I disagree that multiple build systems make it easer for the user. This is I think an oxymoron. A common configure/build system is easier almost by definition.
I wouldn't go as far as saying it's an oxymoron, but it's not what I said. Multiple build systems make it easier for the user, when the alternative is having to configure everything by hand. Obviously, having one Platonic ideal build system would be much easier for the user, but you might as well wish for one all-purpose programming language, or an ideal political system. Having lots, each with its own advantages and shortcomings, is a good intermediate step on the path from having nothing useful to having the perfect one.

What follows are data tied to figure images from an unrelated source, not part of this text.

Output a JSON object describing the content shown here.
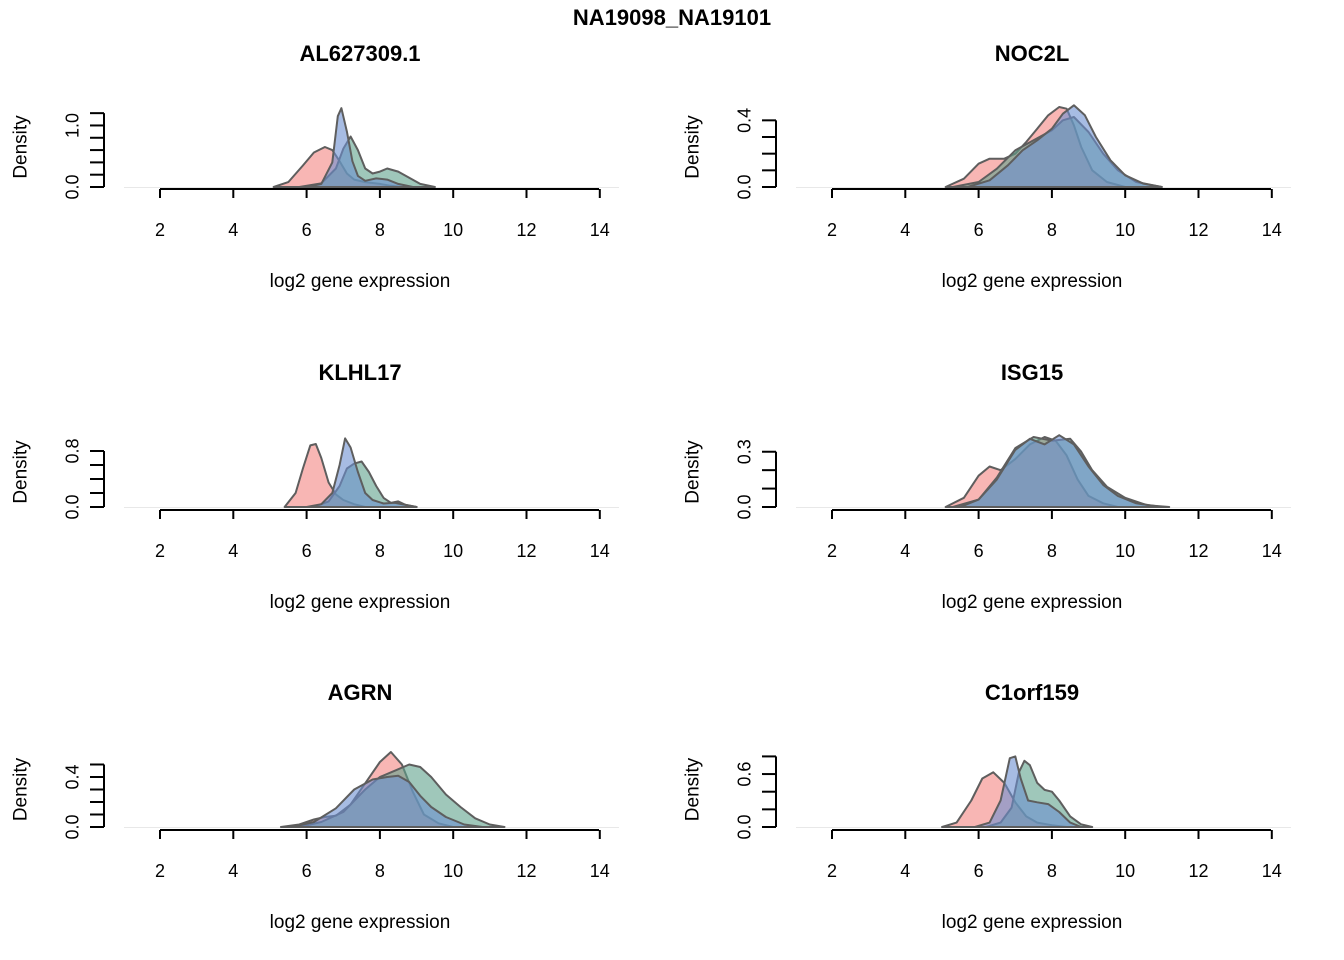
{
  "figure": {
    "title": "NA19098_NA19101",
    "colors": {
      "red": "#f59d9b",
      "green": "#5fa18c",
      "blue": "#6d8fd1",
      "outline": "#5e5e5e",
      "red_opacity": 0.75,
      "green_opacity": 0.6,
      "blue_opacity": 0.6
    }
  },
  "chart_data": [
    {
      "type": "area",
      "title": "AL627309.1",
      "xlabel": "log2 gene expression",
      "ylabel": "Density",
      "xlim": [
        0.5,
        14
      ],
      "xticks": [
        2,
        4,
        6,
        8,
        10,
        12,
        14
      ],
      "ylim": [
        0,
        1.3
      ],
      "yticks": [
        0.0,
        1.0
      ],
      "yminor": [
        0.2,
        0.4,
        0.6,
        0.8,
        1.2
      ],
      "series": [
        {
          "color": "red",
          "x": [
            5.1,
            5.5,
            5.9,
            6.2,
            6.5,
            6.7,
            6.9,
            7.1,
            7.3,
            7.6,
            8.0,
            8.3,
            8.6
          ],
          "y": [
            0.0,
            0.08,
            0.35,
            0.56,
            0.65,
            0.6,
            0.42,
            0.22,
            0.12,
            0.08,
            0.05,
            0.02,
            0.0
          ]
        },
        {
          "color": "green",
          "x": [
            5.8,
            6.4,
            6.8,
            7.0,
            7.2,
            7.4,
            7.6,
            7.8,
            8.0,
            8.2,
            8.5,
            8.8,
            9.1,
            9.5
          ],
          "y": [
            0.0,
            0.06,
            0.3,
            0.62,
            0.82,
            0.6,
            0.3,
            0.22,
            0.25,
            0.3,
            0.25,
            0.15,
            0.05,
            0.0
          ]
        },
        {
          "color": "blue",
          "x": [
            6.0,
            6.4,
            6.7,
            6.85,
            6.95,
            7.1,
            7.25,
            7.4,
            7.6,
            7.9,
            8.2,
            8.5,
            8.9
          ],
          "y": [
            0.0,
            0.05,
            0.4,
            1.15,
            1.28,
            0.9,
            0.42,
            0.18,
            0.1,
            0.14,
            0.12,
            0.05,
            0.0
          ]
        }
      ]
    },
    {
      "type": "area",
      "title": "NOC2L",
      "xlabel": "log2 gene expression",
      "ylabel": "Density",
      "xlim": [
        0.5,
        14
      ],
      "xticks": [
        2,
        4,
        6,
        8,
        10,
        12,
        14
      ],
      "ylim": [
        0,
        0.48
      ],
      "yticks": [
        0.0,
        0.4
      ],
      "yminor": [
        0.1,
        0.2,
        0.3
      ],
      "series": [
        {
          "color": "red",
          "x": [
            5.1,
            5.6,
            6.0,
            6.3,
            6.7,
            7.0,
            7.3,
            7.6,
            7.9,
            8.2,
            8.4,
            8.6,
            8.8,
            9.1,
            9.5,
            10.0
          ],
          "y": [
            0.0,
            0.05,
            0.14,
            0.17,
            0.17,
            0.2,
            0.27,
            0.35,
            0.43,
            0.48,
            0.47,
            0.37,
            0.24,
            0.1,
            0.03,
            0.0
          ]
        },
        {
          "color": "green",
          "x": [
            5.3,
            6.0,
            6.5,
            7.0,
            7.5,
            8.0,
            8.3,
            8.6,
            9.0,
            9.4,
            9.8,
            10.3,
            11.0
          ],
          "y": [
            0.0,
            0.03,
            0.11,
            0.22,
            0.28,
            0.34,
            0.4,
            0.42,
            0.33,
            0.2,
            0.1,
            0.03,
            0.0
          ]
        },
        {
          "color": "blue",
          "x": [
            5.7,
            6.3,
            6.8,
            7.2,
            7.6,
            8.0,
            8.3,
            8.6,
            8.9,
            9.2,
            9.6,
            10.0,
            10.5,
            11.0
          ],
          "y": [
            0.0,
            0.04,
            0.13,
            0.22,
            0.28,
            0.35,
            0.44,
            0.49,
            0.43,
            0.3,
            0.16,
            0.07,
            0.02,
            0.0
          ]
        }
      ]
    },
    {
      "type": "area",
      "title": "KLHL17",
      "xlabel": "log2 gene expression",
      "ylabel": "Density",
      "xlim": [
        0.5,
        14
      ],
      "xticks": [
        2,
        4,
        6,
        8,
        10,
        12,
        14
      ],
      "ylim": [
        0,
        1.0
      ],
      "yticks": [
        0.0,
        0.8
      ],
      "yminor": [
        0.2,
        0.4,
        0.6
      ],
      "series": [
        {
          "color": "red",
          "x": [
            5.4,
            5.7,
            5.9,
            6.1,
            6.25,
            6.4,
            6.6,
            6.8,
            7.0,
            7.3,
            7.6
          ],
          "y": [
            0.0,
            0.2,
            0.55,
            0.88,
            0.9,
            0.7,
            0.35,
            0.18,
            0.1,
            0.04,
            0.0
          ]
        },
        {
          "color": "green",
          "x": [
            6.2,
            6.6,
            6.9,
            7.1,
            7.3,
            7.5,
            7.7,
            7.9,
            8.1,
            8.3,
            8.5,
            8.7,
            9.0
          ],
          "y": [
            0.0,
            0.08,
            0.3,
            0.55,
            0.62,
            0.65,
            0.5,
            0.3,
            0.13,
            0.06,
            0.08,
            0.03,
            0.0
          ]
        },
        {
          "color": "blue",
          "x": [
            6.0,
            6.4,
            6.7,
            6.9,
            7.05,
            7.2,
            7.4,
            7.6,
            7.8,
            8.1,
            8.4,
            8.7,
            9.0
          ],
          "y": [
            0.0,
            0.04,
            0.2,
            0.6,
            0.98,
            0.85,
            0.5,
            0.2,
            0.1,
            0.05,
            0.06,
            0.03,
            0.0
          ]
        }
      ]
    },
    {
      "type": "area",
      "title": "ISG15",
      "xlabel": "log2 gene expression",
      "ylabel": "Density",
      "xlim": [
        0.5,
        14
      ],
      "xticks": [
        2,
        4,
        6,
        8,
        10,
        12,
        14
      ],
      "ylim": [
        0,
        0.38
      ],
      "yticks": [
        0.0,
        0.3
      ],
      "yminor": [
        0.1,
        0.2
      ],
      "series": [
        {
          "color": "red",
          "x": [
            5.1,
            5.6,
            6.0,
            6.3,
            6.6,
            7.0,
            7.4,
            7.8,
            8.1,
            8.4,
            8.7,
            9.0,
            9.4,
            9.8
          ],
          "y": [
            0.0,
            0.05,
            0.17,
            0.22,
            0.2,
            0.26,
            0.34,
            0.38,
            0.36,
            0.28,
            0.15,
            0.06,
            0.02,
            0.0
          ]
        },
        {
          "color": "green",
          "x": [
            5.3,
            6.0,
            6.5,
            7.0,
            7.5,
            8.0,
            8.5,
            8.8,
            9.1,
            9.5,
            10.0,
            10.6,
            11.2
          ],
          "y": [
            0.0,
            0.04,
            0.16,
            0.32,
            0.38,
            0.36,
            0.37,
            0.3,
            0.2,
            0.11,
            0.05,
            0.01,
            0.0
          ]
        },
        {
          "color": "blue",
          "x": [
            5.5,
            6.0,
            6.5,
            7.0,
            7.4,
            7.8,
            8.2,
            8.6,
            9.0,
            9.4,
            9.8,
            10.3,
            11.0
          ],
          "y": [
            0.0,
            0.04,
            0.15,
            0.31,
            0.37,
            0.34,
            0.39,
            0.34,
            0.22,
            0.12,
            0.06,
            0.02,
            0.0
          ]
        }
      ]
    },
    {
      "type": "area",
      "title": "AGRN",
      "xlabel": "log2 gene expression",
      "ylabel": "Density",
      "xlim": [
        0.5,
        14
      ],
      "xticks": [
        2,
        4,
        6,
        8,
        10,
        12,
        14
      ],
      "ylim": [
        0,
        0.6
      ],
      "yticks": [
        0.0,
        0.4
      ],
      "yminor": [
        0.1,
        0.2,
        0.3,
        0.5
      ],
      "series": [
        {
          "color": "red",
          "x": [
            5.3,
            5.8,
            6.2,
            6.5,
            6.8,
            7.2,
            7.6,
            8.0,
            8.3,
            8.6,
            8.9,
            9.2,
            9.6,
            10.0
          ],
          "y": [
            0.0,
            0.02,
            0.06,
            0.08,
            0.09,
            0.18,
            0.35,
            0.52,
            0.6,
            0.5,
            0.28,
            0.1,
            0.03,
            0.0
          ]
        },
        {
          "color": "green",
          "x": [
            5.8,
            6.4,
            7.0,
            7.6,
            8.0,
            8.4,
            8.8,
            9.1,
            9.4,
            9.8,
            10.2,
            10.6,
            11.0,
            11.4
          ],
          "y": [
            0.0,
            0.04,
            0.12,
            0.3,
            0.4,
            0.45,
            0.5,
            0.48,
            0.4,
            0.26,
            0.16,
            0.07,
            0.02,
            0.0
          ]
        },
        {
          "color": "blue",
          "x": [
            5.6,
            6.2,
            6.8,
            7.3,
            7.8,
            8.2,
            8.5,
            8.8,
            9.1,
            9.4,
            9.8,
            10.3,
            10.8
          ],
          "y": [
            0.0,
            0.04,
            0.15,
            0.3,
            0.38,
            0.4,
            0.41,
            0.36,
            0.25,
            0.16,
            0.08,
            0.02,
            0.0
          ]
        }
      ]
    },
    {
      "type": "area",
      "title": "C1orf159",
      "xlabel": "log2 gene expression",
      "ylabel": "Density",
      "xlim": [
        0.5,
        14
      ],
      "xticks": [
        2,
        4,
        6,
        8,
        10,
        12,
        14
      ],
      "ylim": [
        0,
        0.85
      ],
      "yticks": [
        0.0,
        0.6
      ],
      "yminor": [
        0.2,
        0.4,
        0.8
      ],
      "series": [
        {
          "color": "red",
          "x": [
            5.0,
            5.4,
            5.8,
            6.1,
            6.4,
            6.7,
            7.0,
            7.3,
            7.6,
            8.0,
            8.4
          ],
          "y": [
            0.0,
            0.05,
            0.3,
            0.55,
            0.62,
            0.5,
            0.28,
            0.12,
            0.05,
            0.02,
            0.0
          ]
        },
        {
          "color": "green",
          "x": [
            6.2,
            6.6,
            6.9,
            7.1,
            7.25,
            7.4,
            7.6,
            7.8,
            8.0,
            8.2,
            8.5,
            8.8,
            9.1
          ],
          "y": [
            0.0,
            0.05,
            0.22,
            0.62,
            0.75,
            0.7,
            0.5,
            0.42,
            0.4,
            0.3,
            0.12,
            0.03,
            0.0
          ]
        },
        {
          "color": "blue",
          "x": [
            5.9,
            6.3,
            6.6,
            6.85,
            7.0,
            7.15,
            7.35,
            7.6,
            7.9,
            8.2,
            8.5,
            8.8
          ],
          "y": [
            0.0,
            0.05,
            0.3,
            0.78,
            0.8,
            0.55,
            0.3,
            0.28,
            0.26,
            0.17,
            0.05,
            0.0
          ]
        }
      ]
    }
  ]
}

I am a member of the user class. Multiiple install methods mean that in addition to becoming skilled at using the programs themselves one must become reaquainted with the details and the gotchas of a particular build method every six months or so. I use TeX, Scribus, Gimp, Krita, Inkscape etc. in my publishing endeavours. Six months from now will I remember that the packaging system used by Inkscape works better in command line mode from a gui window than from a console session? Will I be able to find the email that tells how to use cmake for Scribus? Is it KDE or Koffice that I have to reinstall to upgrade Krita? And so on.
If you have to remember all of that in order to compile the software, the build system obviously isn't working properly. What you're telling me here isn't that there are too many build systems, it's that these particular build systems are too hard to use. Maybe I should write a new one...
The genius of Unix has always been that if you knew how to manipulate one Unix you were 90% familar with running another.
Having had to run an autobuilder that compiled for various Unix-like OSes like Solaris, AIX, and *BSD, of varying ages, I'm not sure I can agree with that. Even today, as a Debian user, if a SuSE or Red Hat user comes to me for help on a system administration task, I probably can't help him.
The genius of Open Source software has always been that you downloaded the tarball, ran ./configure, make and make install and it worked every time (barring missing libraries of course). You never even had to read the install guide.
Perhaps I use different software to you, but it seems to me that as recently as five years ago I still had to hand-edit Makefiles to build from tarred sources. Having a gadget that works out all the correct settings for you is still enough of a blessing to me that I don't mind if I have to prod it a bit.
I don't expect to change the course already decided on for Inkscape. But it comes with a cost for the user. And ultimately that will hurt acceptance of the product. There is more than one package I have downloaded where the build process and the unexpected dependencies wove such a tangle that I gave up and went on to something else.
I'm sorry to hear that. Were there no binaries available for that product? I think people, on the whole, are willing to use the binaries that come with their distribution. (I exclude Windows users, of course, who have to rely on vendor-supplied binaries.) Those who aren't mostly switch to Gentoo, whose ebuilds provide a unified user-interface to build systems in the manner you seem to be longing for.